Der Senat lässt offen, ob der Ast einen Anspruch auf Übernahme der Kosten für die Akupunkturbehandlung hat. Aus dem Beschluss des BVerfG vom 29. November 2007 - 1 BvR 2496/07 - könnte zu schließen sein, dass das BVerfG der Ansicht sein könnte, auch dann, wenn eine ablehnende Entscheidung des Gemeinsamen Bundesausschusses vorliege, bestehe gleichwohl nach den Grundsätzen seines Beschlusses vom 06. Dezember 2005 ein Anspruch auf Behandlung mit der nicht zugelassenen Behandlungsmethode. Entgegenstehen könnte einem Anspruch, dass die behandelnden Ärzte nicht zugelassen sein könnten, oder, wenn sie zugelassene Vertragsärzte sind, mit dem Ast die nach § 21 Abs. 8 Nr. 3 EKV erforderliche Vereinbarung vor Behandlungsbeginn nicht geschlossen haben, womit sie keinen Vergütungsanspruch haben könnten, so dass dem Ast keine Kosten entstanden wären und er damit keinen Kostenerstattungsanspruch haben könnte. Ausdrücklich entscheiden haben dies das Bundessozialgericht und der Senat bislang nicht.

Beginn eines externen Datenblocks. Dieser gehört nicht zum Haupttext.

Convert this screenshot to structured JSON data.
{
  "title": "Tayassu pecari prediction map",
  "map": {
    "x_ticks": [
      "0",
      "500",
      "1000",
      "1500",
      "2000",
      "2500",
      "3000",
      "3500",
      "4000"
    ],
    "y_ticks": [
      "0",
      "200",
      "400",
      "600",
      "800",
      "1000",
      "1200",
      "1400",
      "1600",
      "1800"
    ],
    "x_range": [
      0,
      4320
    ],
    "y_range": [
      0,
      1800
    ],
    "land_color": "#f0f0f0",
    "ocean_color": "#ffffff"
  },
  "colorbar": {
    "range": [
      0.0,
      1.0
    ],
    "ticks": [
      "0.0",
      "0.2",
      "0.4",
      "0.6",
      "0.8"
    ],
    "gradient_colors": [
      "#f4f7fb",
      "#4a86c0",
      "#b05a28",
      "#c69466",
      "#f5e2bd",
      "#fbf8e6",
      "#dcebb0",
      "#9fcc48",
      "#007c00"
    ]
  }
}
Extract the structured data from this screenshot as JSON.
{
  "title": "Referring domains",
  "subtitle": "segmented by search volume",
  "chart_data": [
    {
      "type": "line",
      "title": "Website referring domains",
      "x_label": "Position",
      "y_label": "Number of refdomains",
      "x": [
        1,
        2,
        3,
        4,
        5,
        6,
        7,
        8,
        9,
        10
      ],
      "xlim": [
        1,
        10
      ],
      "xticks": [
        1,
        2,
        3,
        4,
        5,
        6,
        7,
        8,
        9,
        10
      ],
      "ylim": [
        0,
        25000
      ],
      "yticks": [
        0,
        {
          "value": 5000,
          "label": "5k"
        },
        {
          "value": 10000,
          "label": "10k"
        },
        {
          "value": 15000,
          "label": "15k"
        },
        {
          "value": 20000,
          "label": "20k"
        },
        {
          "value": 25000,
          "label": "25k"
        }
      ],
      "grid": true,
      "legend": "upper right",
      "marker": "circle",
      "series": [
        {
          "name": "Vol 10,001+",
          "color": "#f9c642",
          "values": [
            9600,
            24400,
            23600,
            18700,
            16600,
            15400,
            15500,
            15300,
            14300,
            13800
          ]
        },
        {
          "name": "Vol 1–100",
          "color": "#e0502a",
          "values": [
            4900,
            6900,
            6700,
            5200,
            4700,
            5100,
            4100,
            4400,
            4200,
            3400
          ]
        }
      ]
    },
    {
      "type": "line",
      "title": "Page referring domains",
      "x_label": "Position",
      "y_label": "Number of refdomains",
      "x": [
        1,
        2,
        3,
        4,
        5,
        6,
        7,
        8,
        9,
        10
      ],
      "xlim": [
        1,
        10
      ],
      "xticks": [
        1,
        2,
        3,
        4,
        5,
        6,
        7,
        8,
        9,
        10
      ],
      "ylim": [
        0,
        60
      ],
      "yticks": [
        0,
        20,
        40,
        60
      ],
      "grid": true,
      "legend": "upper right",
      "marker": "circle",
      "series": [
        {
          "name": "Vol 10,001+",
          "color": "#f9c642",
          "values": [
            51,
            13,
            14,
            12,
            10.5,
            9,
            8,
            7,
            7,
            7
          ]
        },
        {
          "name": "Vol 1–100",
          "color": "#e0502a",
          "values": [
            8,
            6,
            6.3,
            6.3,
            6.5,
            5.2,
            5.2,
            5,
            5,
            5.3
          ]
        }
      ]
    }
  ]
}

Der Senat verneint jedenfalls einen Anordnungsgrund. Ein solcher ist nicht glaubhaft gemacht. Der Ast hat nichts zu seinen finanziellen Verhältnissen vorgetragen. Er hat keine Belege zu seinen finanziellen Verhältnissen vorgelegt und keinerlei Ausführungen hierzu gemacht. Dass er nicht in der Lage ist, die Kosten vorübergehend zu tragen, ist auch aus den vorliegenden Akten nicht erkennbar. Durch die Wahl der Kostenerstattung muss er zwangsläufig in Vorlage treten. Es ist deshalb für ihn zumutbar jedenfalls bis zum Abschluss des Hauptsacheverfahrens die Kosten selbst zu tragen. Hinsichtlich der behaupteten weiteren Behandlungen ist noch nicht einmal dargelegt, wann diese stattfinden sollen und gegebenenfalls in welchem Umfang.
Die Kostenentscheidung beruht auf einer entsprechenden Anwendung des § 193 SGG.
Dieser Beschluss ist mit der Beschwerde nicht anfechtbar (§ 177 SGG).